Das 750-Jahr-Fest Berlins als Politikum: Zeitzeugen aus Ost und West erinnern sich an 1987

Es ist viel geblieben vom großen Stadtgeburtstagsfest 1987, im Westen wie im Osten. Damals feierten der West-Berliner Senat und die Bundesregierung einerseits, die Ost-Berliner Stadtverwaltung und das SED-Politbüro andererseits den 750. Geburtstag der Stadt Berlin – und sie feierten in heftiger Systemkonkurrenz. Ein ganzes rekonstruiertes Stadtviertel mit der Nikolaikirche mittendrin erinnert in der Nachbarschaft des Roten Rathauses an die Ost-Berliner Entschlossenheit zur Leistungsschau. In West-Berlin takelte der Senat die Halbstadt zur Kulturmetropole mit dem Skulpturenboulevard über Tauentzienstraße und Kurfürstendamm auf – am Rathenauplatz erinnern Wolf Vostells Betoncadillacs daran, dass damals ein Kunst-Stück nicht groß und streitbar genug sein konnte.

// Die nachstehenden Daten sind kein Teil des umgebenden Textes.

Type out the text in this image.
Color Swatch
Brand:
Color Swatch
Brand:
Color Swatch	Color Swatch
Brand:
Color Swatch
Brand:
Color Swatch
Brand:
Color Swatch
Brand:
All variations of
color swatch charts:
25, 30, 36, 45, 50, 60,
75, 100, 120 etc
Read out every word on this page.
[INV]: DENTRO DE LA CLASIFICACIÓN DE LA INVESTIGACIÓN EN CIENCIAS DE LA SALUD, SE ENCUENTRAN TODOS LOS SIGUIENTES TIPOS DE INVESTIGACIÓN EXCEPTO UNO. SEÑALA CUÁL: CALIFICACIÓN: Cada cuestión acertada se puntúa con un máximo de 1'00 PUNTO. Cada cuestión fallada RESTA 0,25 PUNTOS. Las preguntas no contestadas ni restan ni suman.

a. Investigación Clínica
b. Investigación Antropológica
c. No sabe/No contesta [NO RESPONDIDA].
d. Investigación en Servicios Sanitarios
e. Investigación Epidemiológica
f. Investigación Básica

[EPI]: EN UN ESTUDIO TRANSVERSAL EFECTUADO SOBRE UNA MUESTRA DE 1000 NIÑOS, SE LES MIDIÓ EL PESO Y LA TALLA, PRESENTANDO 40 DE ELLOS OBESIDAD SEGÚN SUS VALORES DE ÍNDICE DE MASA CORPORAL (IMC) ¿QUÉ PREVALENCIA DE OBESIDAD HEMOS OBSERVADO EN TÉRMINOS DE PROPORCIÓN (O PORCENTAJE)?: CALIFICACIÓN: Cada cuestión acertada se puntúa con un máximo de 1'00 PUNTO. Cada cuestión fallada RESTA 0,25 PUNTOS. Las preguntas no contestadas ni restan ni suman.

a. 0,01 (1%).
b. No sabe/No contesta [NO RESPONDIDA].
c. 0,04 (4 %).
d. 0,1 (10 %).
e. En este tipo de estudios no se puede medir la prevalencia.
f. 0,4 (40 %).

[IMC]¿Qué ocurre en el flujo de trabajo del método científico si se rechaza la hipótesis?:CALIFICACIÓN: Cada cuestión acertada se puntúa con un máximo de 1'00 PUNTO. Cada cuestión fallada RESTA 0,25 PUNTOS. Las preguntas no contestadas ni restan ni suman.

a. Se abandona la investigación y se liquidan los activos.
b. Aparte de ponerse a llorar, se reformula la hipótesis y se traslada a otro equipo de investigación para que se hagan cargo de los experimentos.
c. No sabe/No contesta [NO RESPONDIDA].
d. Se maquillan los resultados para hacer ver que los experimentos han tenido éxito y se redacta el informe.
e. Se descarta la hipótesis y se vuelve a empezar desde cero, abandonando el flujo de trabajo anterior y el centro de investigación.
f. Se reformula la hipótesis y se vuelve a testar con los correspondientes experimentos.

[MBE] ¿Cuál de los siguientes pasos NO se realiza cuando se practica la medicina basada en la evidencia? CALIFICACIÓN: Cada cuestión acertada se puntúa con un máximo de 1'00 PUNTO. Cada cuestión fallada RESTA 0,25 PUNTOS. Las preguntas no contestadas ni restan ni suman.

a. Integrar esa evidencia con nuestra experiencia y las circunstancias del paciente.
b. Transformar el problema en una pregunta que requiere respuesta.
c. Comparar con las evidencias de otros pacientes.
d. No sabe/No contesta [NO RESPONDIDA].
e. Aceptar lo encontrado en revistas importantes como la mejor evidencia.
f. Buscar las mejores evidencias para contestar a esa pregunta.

Damals wurde auch die Topographie des Terrors gegründet, und ein Bundeskanzler namens Helmut Kohl versprach der Halbstadt ein neues deutsches Geschichtsmuseum.

Viel ist 1987 auf beiden Seiten der Mauer passiert – da waren sich von Andreas Nachama, dem Direktor der Topographie, bis zu Bürgerrechtler Reinhard Schult alle einig, die am Montagabend in der Nikolaikirche über das doppelte Geburtsfest diskutierten. Doch bei aller groß angelegten Feierei ging es im Westen wie im Osten darum – auch darüber mochte die Runde aus Historikern nicht streiten –, die eigene Identität zu stärken und die andere Seite zu übertrumpfen.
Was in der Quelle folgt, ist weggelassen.